Is there anything you can do to survive online crises with your brand?
The short answer is; yes use the Internet!
The longer answer is having a plan and understanding that all brands even the biggest are vulnerable, brands like Dell and Wal-Mart know that well.
The first thing you need to do is to show humility, the Internet has a mind on its own and the only thing you can do is to have a plan and deal with it the best you can by being prepared.
A part of the plan should always be listening, have your eyes and ears open to the buzz out there. The Internet is the main venue for dejected customers and in most cases the brand owner does not have a clue on what is happening. Forums and blogs are being opened everyday and some with the sole purpose of writing “bad things” about product in behalf of unhappy customers.
So what happens when you find something that is not to your liking, true or untrue?
Deal with it; take it on without a delay. One of the best ways to solve most of brand attacks is to respond promptly and head on, go to the source. Remember that the very same costumer that wrote the complaint is waiting for your reaction and I have had cases where by talking directly to the blog/forum owner he removed the post and it was out of Google two weeks later, problem gone. In this case it was a typical story that could have spiraled and gone out of control.
But is it this simple? No not quite! But the only thing I have to say that is “be ready”, have an online crisis management plan in place.

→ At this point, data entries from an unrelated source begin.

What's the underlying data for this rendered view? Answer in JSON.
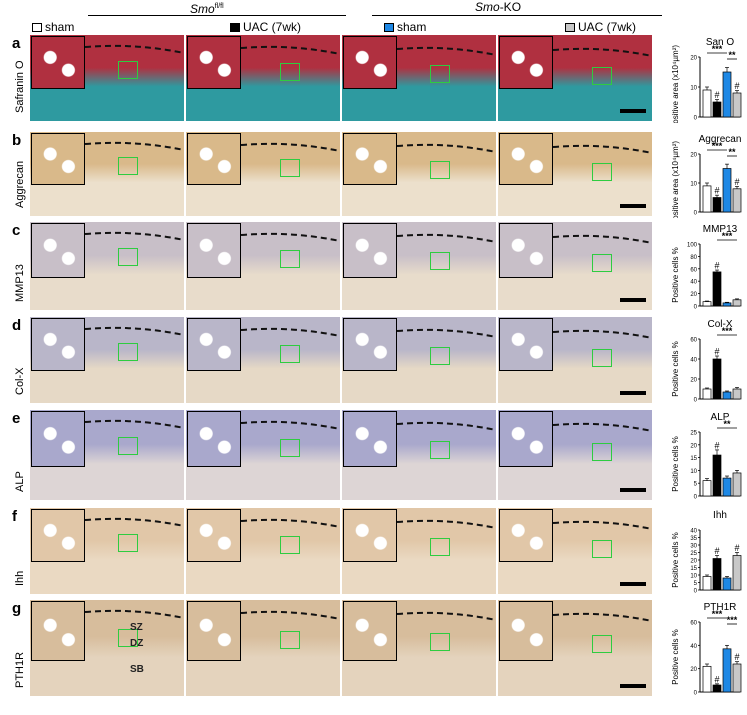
{
  "header": {
    "group1": "Smo",
    "group1_sup": "fl/fl",
    "group2_prefix": "Smo",
    "group2_suffix": "-KO",
    "legend": [
      {
        "label": "sham",
        "color": "#ffffff"
      },
      {
        "label": "UAC (7wk)",
        "color": "#000000"
      },
      {
        "label": "sham",
        "color": "#1e88e5"
      },
      {
        "label": "UAC (7wk)",
        "color": "#c8c8c8"
      }
    ]
  },
  "zone_labels": {
    "sz": "SZ",
    "dz": "DZ",
    "sb": "SB"
  },
  "panels": [
    {
      "letter": "a",
      "stain": "Safranin O",
      "tint": "#b03040",
      "bg": "#2e9aa0"
    },
    {
      "letter": "b",
      "stain": "Aggrecan",
      "tint": "#d9b98a",
      "bg": "#ece0cc"
    },
    {
      "letter": "c",
      "stain": "MMP13",
      "tint": "#c8bfc8",
      "bg": "#e8dccb"
    },
    {
      "letter": "d",
      "stain": "Col-X",
      "tint": "#b9b6c9",
      "bg": "#e6d9c6"
    },
    {
      "letter": "e",
      "stain": "ALP",
      "tint": "#a9a8cc",
      "bg": "#ddd5d5"
    },
    {
      "letter": "f",
      "stain": "Ihh",
      "tint": "#e1c7a8",
      "bg": "#ead9c2"
    },
    {
      "letter": "g",
      "stain": "PTH1R",
      "tint": "#d7bd9c",
      "bg": "#e4d3bd"
    }
  ],
  "chart_data": [
    {
      "type": "bar",
      "title": "San O",
      "ylabel": "Positive area (x10⁴µm²)",
      "ylim": [
        0,
        20
      ],
      "ticks": [
        "0",
        "10",
        "20"
      ],
      "values": [
        9,
        5,
        15,
        8
      ],
      "errors": [
        1,
        0.8,
        1.5,
        0.8
      ],
      "hash": [
        false,
        true,
        false,
        true
      ],
      "sig": [
        {
          "label": "***",
          "from": 0,
          "to": 2
        },
        {
          "label": "**",
          "from": 2,
          "to": 3
        }
      ]
    },
    {
      "type": "bar",
      "title": "Aggrecan",
      "ylabel": "Positive area (x10⁴µm²)",
      "ylim": [
        0,
        20
      ],
      "ticks": [
        "0",
        "10",
        "20"
      ],
      "values": [
        9,
        5,
        15,
        8
      ],
      "errors": [
        1,
        0.8,
        1.5,
        0.8
      ],
      "hash": [
        false,
        true,
        false,
        true
      ],
      "sig": [
        {
          "label": "***",
          "from": 0,
          "to": 2
        },
        {
          "label": "**",
          "from": 2,
          "to": 3
        }
      ]
    },
    {
      "type": "bar",
      "title": "MMP13",
      "ylabel": "Positive cells %",
      "ylim": [
        0,
        100
      ],
      "ticks": [
        "0",
        "20",
        "40",
        "60",
        "80",
        "100"
      ],
      "values": [
        7,
        55,
        5,
        10
      ],
      "errors": [
        1,
        3,
        1,
        1.5
      ],
      "hash": [
        false,
        true,
        false,
        false
      ],
      "sig": [
        {
          "label": "***",
          "from": 1,
          "to": 3
        }
      ]
    },
    {
      "type": "bar",
      "title": "Col-X",
      "ylabel": "Positive cells %",
      "ylim": [
        0,
        60
      ],
      "ticks": [
        "0",
        "20",
        "40",
        "60"
      ],
      "values": [
        10,
        40,
        7,
        10
      ],
      "errors": [
        1,
        3,
        1,
        1.5
      ],
      "hash": [
        false,
        true,
        false,
        false
      ],
      "sig": [
        {
          "label": "***",
          "from": 1,
          "to": 3
        }
      ]
    },
    {
      "type": "bar",
      "title": "ALP",
      "ylabel": "Positive cells %",
      "ylim": [
        0,
        25
      ],
      "ticks": [
        "0",
        "5",
        "10",
        "15",
        "20",
        "25"
      ],
      "values": [
        6,
        16,
        7,
        9
      ],
      "errors": [
        0.8,
        2,
        0.8,
        1
      ],
      "hash": [
        false,
        true,
        false,
        false
      ],
      "sig": [
        {
          "label": "**",
          "from": 1,
          "to": 3
        }
      ]
    },
    {
      "type": "bar",
      "title": "Ihh",
      "ylabel": "Positive cells %",
      "ylim": [
        0,
        40
      ],
      "ticks": [
        "0",
        "5",
        "10",
        "15",
        "20",
        "25",
        "30",
        "35",
        "40"
      ],
      "values": [
        9,
        21,
        8,
        23
      ],
      "errors": [
        1,
        2,
        1,
        2
      ],
      "hash": [
        false,
        true,
        false,
        true
      ],
      "sig": []
    },
    {
      "type": "bar",
      "title": "PTH1R",
      "ylabel": "Positive cells %",
      "ylim": [
        0,
        60
      ],
      "ticks": [
        "0",
        "20",
        "40",
        "60"
      ],
      "values": [
        22,
        6,
        37,
        24
      ],
      "errors": [
        2,
        1,
        3,
        2
      ],
      "hash": [
        false,
        true,
        false,
        true
      ],
      "sig": [
        {
          "label": "***",
          "from": 0,
          "to": 2
        },
        {
          "label": "***",
          "from": 2,
          "to": 3
        }
      ]
    }
  ]
}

A plan that answers at least the following questions:
1. What do you do when some talks about your brand in a negative manner?

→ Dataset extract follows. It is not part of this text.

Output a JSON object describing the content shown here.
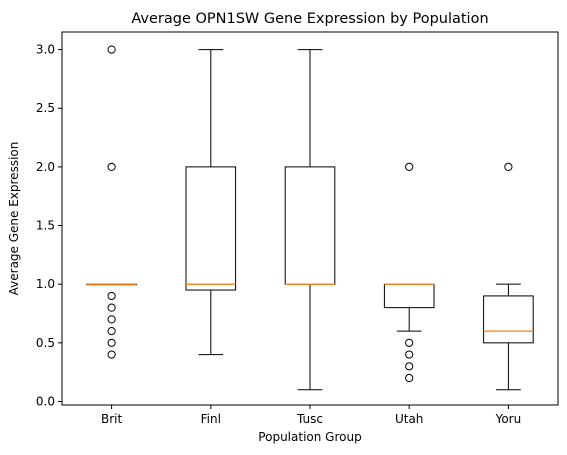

2. How do you push down negative pages out of the search engines
3. When you have dealt with the situation, will you communication channels open?
4. Monitor the activates on your own site, who is returning you traffic and why, are you using web analytics?

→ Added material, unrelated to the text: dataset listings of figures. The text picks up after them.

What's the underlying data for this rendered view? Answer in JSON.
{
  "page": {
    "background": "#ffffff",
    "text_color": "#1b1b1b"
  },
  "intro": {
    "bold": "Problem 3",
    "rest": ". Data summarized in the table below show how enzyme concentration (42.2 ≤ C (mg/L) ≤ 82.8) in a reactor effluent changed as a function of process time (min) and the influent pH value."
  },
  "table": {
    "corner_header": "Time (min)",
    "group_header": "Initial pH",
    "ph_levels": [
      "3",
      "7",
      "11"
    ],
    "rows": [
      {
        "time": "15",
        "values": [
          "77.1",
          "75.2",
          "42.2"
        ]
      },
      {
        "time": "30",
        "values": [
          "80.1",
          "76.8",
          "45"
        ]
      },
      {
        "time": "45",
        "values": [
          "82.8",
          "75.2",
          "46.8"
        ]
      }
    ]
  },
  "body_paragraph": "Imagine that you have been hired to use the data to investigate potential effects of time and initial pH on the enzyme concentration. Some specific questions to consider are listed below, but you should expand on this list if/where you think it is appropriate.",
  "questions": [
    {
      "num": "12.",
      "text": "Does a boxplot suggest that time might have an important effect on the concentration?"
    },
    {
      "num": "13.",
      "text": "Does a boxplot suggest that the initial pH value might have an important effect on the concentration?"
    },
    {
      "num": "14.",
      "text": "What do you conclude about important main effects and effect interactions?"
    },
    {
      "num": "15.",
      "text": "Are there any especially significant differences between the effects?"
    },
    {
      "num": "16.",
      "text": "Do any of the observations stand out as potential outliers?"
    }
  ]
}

The adult industry versus Radisson SAS Iceland
One of my favorite cases where a decision on one site of the globe can affect something on the other side is the “Radisson SAS Iceland versus the European Adult conference Case”, long title on short story that goes like this. Two years back, the European Association of the Adult Industry in Europe (not fully sure of the name) was going to have their annual conference in Iceland, the topic? I am guessing, the Adult Industry in Europe. So few weeks before the event was going to take place, there rose an political issue on this in Iceland, we did not want to get a bunch of naked people to our small country and under pressure the Radisson SAS hotel management in Iceland cancelled and guess what it hit the media and for some two or three weeks if you Googeled Radisson SAS or phrases like adult entertainment or adult conference Radisson SAS and the Adult conference story came up.
This story as such was not such a problem, but the problem as I saw it was twofold:
1. They where opening a new hotel in Bahrain or Dubai at the same time, so when the travel reporter that wanted to write about the new hotel he found little but some adult conference problems in Iceland through Google News and knowing reporters this could pose a huge proplem. Even know Radisson will be connected with the adult industry through this post and will come up under some adult related search phrases at Google Blog and you might be here and reading this article because you got a Google Blog og Web Alert.
2. The there is the linking, if I remember correctly only handful of the sites picked this story up (15 – 20) and some other sites had their RSS-feeds but all in all around 30 sites had some information on this topic, but most based it on two or three original articles. So here is what I feared, imagine this story being picked up massively, by thousands of sites and all of the having a link to Radisson SAS front page with the phrase “adult conference” – Everybody that has even the most basic understanding of link-building will tell you that such scenario would be bad.
So start creating your online credibility, when you need it might be too late.